Fitch Ratings has upgraded Residential Capital LLC's (ResCap) U.S. residential master servicer rating to RMS3 from RMS4.
The upgrade reflects the continuing evolution of ResCap's financial condition through the company's current difficult cycle, Fitch says. On Jan. 8, Fitch placed ResCap's issuer default rating (IDR) of ‘D’ on rating watch positive, reflecting the substantial government support provided to ResCap's parent, GMAC LLC, as well as the fact that GMAC has continued to provide financial support to ResCap following GMAC's recapitalization.
The rating action also reflects the company's experienced and tenured management team, solid training programs, extensive master servicing experience, as well as the company's proficient use of technology to effectively oversee and monitor the activities of its primary servicers.
Since the prior review, ResCap has made operational and technological improvements to increase efficiencies across its servicing platform.
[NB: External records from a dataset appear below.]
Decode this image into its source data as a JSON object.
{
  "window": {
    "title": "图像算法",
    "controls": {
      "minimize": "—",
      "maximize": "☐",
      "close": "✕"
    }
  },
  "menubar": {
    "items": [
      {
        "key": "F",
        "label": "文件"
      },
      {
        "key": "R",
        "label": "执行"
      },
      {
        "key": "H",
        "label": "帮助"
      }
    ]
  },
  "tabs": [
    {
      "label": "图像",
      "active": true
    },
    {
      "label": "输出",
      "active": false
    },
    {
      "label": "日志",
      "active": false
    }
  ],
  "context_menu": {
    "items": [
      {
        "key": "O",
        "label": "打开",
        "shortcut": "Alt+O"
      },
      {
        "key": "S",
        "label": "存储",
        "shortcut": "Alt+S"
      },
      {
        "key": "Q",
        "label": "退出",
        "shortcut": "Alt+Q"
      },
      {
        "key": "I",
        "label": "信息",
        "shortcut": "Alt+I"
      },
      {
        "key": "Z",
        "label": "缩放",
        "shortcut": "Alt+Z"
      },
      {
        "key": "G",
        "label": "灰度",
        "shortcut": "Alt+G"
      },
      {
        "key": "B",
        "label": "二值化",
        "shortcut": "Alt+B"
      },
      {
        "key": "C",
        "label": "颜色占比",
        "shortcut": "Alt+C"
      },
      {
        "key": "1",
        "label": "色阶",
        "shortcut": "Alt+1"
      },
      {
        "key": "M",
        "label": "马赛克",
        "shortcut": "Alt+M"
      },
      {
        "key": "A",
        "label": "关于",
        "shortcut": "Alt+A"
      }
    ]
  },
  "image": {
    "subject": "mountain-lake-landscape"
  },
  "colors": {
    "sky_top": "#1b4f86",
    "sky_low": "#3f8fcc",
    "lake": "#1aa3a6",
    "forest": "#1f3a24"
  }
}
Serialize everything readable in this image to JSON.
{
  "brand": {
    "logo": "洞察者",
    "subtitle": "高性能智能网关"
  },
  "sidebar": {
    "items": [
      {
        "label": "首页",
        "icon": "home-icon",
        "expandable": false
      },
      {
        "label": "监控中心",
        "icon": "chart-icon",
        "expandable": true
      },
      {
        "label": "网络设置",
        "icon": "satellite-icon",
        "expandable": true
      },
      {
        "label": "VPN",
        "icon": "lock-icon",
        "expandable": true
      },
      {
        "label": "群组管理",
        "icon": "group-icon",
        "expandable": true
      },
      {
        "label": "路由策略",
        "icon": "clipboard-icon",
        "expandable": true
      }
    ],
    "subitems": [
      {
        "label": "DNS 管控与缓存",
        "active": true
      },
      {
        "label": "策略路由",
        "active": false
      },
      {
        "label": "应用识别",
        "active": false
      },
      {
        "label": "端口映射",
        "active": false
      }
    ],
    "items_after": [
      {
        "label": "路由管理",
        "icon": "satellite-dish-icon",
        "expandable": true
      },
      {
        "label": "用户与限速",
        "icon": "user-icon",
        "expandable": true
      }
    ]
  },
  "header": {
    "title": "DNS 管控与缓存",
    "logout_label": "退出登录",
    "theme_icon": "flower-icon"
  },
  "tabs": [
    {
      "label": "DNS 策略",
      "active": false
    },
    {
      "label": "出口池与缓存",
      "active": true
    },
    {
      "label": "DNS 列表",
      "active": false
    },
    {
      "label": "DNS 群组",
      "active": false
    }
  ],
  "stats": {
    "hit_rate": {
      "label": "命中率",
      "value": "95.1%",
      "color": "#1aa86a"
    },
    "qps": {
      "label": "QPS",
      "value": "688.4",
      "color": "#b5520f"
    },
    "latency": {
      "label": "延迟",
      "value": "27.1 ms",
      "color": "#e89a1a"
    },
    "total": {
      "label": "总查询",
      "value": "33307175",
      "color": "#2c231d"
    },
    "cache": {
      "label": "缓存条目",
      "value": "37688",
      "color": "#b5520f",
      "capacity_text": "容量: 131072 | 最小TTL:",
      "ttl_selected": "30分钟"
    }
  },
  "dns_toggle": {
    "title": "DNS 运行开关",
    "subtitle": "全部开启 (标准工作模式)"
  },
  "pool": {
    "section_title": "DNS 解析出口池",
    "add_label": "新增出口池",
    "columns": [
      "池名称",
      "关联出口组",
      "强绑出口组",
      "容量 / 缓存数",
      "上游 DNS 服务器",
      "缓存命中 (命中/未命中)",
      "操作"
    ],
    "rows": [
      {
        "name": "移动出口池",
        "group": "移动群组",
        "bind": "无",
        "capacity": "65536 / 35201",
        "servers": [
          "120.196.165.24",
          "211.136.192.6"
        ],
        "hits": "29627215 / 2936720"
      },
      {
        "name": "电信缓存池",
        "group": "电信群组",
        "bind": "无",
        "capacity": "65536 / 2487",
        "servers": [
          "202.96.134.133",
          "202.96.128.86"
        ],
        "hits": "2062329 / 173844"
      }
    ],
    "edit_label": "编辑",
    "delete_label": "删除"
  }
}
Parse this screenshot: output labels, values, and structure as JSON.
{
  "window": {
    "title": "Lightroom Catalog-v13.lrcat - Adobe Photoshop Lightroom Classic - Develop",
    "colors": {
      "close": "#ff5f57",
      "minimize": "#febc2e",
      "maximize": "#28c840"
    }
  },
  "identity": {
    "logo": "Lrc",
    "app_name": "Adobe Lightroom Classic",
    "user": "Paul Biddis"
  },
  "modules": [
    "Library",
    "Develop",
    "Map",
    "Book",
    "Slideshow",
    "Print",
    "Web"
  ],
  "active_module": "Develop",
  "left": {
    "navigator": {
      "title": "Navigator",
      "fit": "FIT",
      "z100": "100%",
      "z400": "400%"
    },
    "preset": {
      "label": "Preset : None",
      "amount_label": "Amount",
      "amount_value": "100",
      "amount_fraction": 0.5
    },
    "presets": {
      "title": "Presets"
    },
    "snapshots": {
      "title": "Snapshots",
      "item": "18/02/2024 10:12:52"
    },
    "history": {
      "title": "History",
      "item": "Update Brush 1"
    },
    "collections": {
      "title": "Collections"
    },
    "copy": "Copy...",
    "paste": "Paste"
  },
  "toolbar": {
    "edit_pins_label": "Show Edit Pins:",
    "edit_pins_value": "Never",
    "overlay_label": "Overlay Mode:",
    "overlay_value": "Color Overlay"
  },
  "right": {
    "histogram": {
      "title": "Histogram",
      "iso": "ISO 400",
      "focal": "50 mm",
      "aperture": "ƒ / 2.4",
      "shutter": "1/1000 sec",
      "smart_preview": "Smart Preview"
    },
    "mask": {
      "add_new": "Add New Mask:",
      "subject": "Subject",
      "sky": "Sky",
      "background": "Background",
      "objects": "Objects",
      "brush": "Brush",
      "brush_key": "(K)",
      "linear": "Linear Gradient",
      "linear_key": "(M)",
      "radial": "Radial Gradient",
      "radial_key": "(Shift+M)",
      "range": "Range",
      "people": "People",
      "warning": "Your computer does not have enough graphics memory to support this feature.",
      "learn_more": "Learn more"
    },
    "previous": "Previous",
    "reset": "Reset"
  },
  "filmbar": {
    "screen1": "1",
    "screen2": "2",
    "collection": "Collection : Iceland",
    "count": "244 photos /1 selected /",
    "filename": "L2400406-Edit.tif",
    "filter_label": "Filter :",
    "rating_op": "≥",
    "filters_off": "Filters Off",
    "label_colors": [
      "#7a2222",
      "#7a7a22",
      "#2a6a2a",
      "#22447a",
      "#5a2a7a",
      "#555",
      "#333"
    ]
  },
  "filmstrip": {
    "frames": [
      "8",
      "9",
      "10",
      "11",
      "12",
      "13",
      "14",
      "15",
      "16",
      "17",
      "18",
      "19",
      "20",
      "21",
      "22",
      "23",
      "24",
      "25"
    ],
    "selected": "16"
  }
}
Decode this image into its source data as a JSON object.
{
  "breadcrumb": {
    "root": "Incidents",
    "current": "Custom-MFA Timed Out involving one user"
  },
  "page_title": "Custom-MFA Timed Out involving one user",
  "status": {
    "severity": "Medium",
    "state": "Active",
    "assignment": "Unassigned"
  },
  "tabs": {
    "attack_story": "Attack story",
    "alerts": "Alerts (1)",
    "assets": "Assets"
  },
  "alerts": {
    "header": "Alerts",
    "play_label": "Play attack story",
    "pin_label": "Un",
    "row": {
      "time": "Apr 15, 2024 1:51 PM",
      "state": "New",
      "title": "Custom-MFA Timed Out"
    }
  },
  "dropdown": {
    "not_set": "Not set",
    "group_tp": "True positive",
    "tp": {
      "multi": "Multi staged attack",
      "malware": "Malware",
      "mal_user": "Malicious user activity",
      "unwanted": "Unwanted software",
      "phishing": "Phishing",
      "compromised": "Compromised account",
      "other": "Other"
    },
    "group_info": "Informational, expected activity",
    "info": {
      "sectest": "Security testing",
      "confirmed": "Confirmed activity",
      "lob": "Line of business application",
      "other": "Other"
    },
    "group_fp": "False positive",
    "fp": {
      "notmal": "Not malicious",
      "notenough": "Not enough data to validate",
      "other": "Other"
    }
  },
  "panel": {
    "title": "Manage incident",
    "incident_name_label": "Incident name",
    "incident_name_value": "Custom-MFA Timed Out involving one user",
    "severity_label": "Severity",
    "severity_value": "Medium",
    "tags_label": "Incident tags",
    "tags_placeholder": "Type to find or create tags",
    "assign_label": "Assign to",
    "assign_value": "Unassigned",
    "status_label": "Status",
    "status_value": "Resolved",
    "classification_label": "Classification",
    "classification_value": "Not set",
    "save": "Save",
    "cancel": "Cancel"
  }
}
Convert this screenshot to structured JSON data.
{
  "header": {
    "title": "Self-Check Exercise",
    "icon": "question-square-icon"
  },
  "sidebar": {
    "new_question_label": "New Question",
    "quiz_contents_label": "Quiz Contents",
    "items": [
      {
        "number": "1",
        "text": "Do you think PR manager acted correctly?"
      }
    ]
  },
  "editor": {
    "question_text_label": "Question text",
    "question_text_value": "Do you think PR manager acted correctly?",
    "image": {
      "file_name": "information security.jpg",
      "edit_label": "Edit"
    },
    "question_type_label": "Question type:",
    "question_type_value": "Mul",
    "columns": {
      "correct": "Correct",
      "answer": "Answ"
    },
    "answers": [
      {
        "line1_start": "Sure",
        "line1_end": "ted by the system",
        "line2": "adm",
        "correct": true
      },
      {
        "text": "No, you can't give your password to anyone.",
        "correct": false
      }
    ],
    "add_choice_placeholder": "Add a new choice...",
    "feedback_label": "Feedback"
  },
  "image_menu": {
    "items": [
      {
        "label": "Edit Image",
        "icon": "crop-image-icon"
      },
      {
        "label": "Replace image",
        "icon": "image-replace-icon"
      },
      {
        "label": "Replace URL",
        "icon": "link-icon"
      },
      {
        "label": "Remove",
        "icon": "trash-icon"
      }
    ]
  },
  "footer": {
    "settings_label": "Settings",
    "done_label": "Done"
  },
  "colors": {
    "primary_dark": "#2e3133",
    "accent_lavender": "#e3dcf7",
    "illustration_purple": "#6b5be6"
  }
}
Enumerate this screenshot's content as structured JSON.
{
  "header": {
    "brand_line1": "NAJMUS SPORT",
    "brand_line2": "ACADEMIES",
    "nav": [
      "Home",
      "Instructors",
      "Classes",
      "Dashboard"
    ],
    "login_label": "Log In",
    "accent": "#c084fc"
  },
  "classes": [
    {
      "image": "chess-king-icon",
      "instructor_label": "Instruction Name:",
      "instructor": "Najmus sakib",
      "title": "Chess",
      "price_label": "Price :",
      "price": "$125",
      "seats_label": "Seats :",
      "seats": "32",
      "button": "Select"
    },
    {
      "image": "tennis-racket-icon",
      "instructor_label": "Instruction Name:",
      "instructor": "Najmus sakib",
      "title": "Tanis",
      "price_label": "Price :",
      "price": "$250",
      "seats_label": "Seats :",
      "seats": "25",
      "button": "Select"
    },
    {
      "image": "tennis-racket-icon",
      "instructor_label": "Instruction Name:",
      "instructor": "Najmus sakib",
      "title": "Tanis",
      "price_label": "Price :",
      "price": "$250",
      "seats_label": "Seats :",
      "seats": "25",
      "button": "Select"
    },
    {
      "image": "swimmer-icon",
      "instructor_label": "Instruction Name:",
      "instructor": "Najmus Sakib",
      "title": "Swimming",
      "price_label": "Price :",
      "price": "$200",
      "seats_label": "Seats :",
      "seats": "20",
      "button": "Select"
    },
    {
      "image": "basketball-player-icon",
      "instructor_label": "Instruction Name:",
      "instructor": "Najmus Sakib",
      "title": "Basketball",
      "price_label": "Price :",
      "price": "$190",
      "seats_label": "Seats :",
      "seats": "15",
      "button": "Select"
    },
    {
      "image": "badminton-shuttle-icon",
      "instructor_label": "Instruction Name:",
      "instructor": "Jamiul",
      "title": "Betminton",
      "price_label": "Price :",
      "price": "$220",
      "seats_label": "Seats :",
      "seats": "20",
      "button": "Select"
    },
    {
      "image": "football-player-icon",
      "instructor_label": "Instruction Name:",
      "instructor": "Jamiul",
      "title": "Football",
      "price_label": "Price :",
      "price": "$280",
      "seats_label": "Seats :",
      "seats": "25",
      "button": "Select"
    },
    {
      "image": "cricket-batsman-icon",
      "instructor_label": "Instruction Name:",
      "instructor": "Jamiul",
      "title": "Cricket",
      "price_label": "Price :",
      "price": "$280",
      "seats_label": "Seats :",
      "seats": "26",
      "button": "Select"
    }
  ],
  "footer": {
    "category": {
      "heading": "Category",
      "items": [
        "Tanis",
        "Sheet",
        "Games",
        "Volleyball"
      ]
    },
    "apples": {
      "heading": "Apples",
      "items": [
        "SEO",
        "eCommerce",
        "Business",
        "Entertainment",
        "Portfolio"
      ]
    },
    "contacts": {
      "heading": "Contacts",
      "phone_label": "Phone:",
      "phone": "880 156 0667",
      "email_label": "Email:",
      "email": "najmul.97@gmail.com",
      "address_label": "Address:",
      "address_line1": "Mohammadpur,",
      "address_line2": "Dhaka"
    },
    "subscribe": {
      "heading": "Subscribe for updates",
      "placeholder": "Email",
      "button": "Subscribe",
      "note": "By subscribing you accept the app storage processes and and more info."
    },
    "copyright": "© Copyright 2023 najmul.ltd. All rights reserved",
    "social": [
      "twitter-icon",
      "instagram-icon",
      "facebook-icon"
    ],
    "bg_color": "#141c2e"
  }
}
ResCap improved the overall quality of its training processes by expanding its training programs and significantly increasing training hours for the master servicing staff, increased processing efficiencies through systems upgrades, and enhanced its tracking and reporting capabilities on modified loans.
Additionally, ResCap continues to improve its focused primary servicer monitoring processes, including the development of a servicer scorecard.
ResCap's master servicing operations are located in Burbank, Calif. As of June 30, ResCap master serviced over 584,000 loans with an unpaid principal balance of over $94.5 billion. The portfolio is composed of 42% subprime, 24.7% Alt-A, 10.2% prime, 12.1% closed-end second liens, and 8.6% high loan-to-value product by loan volume.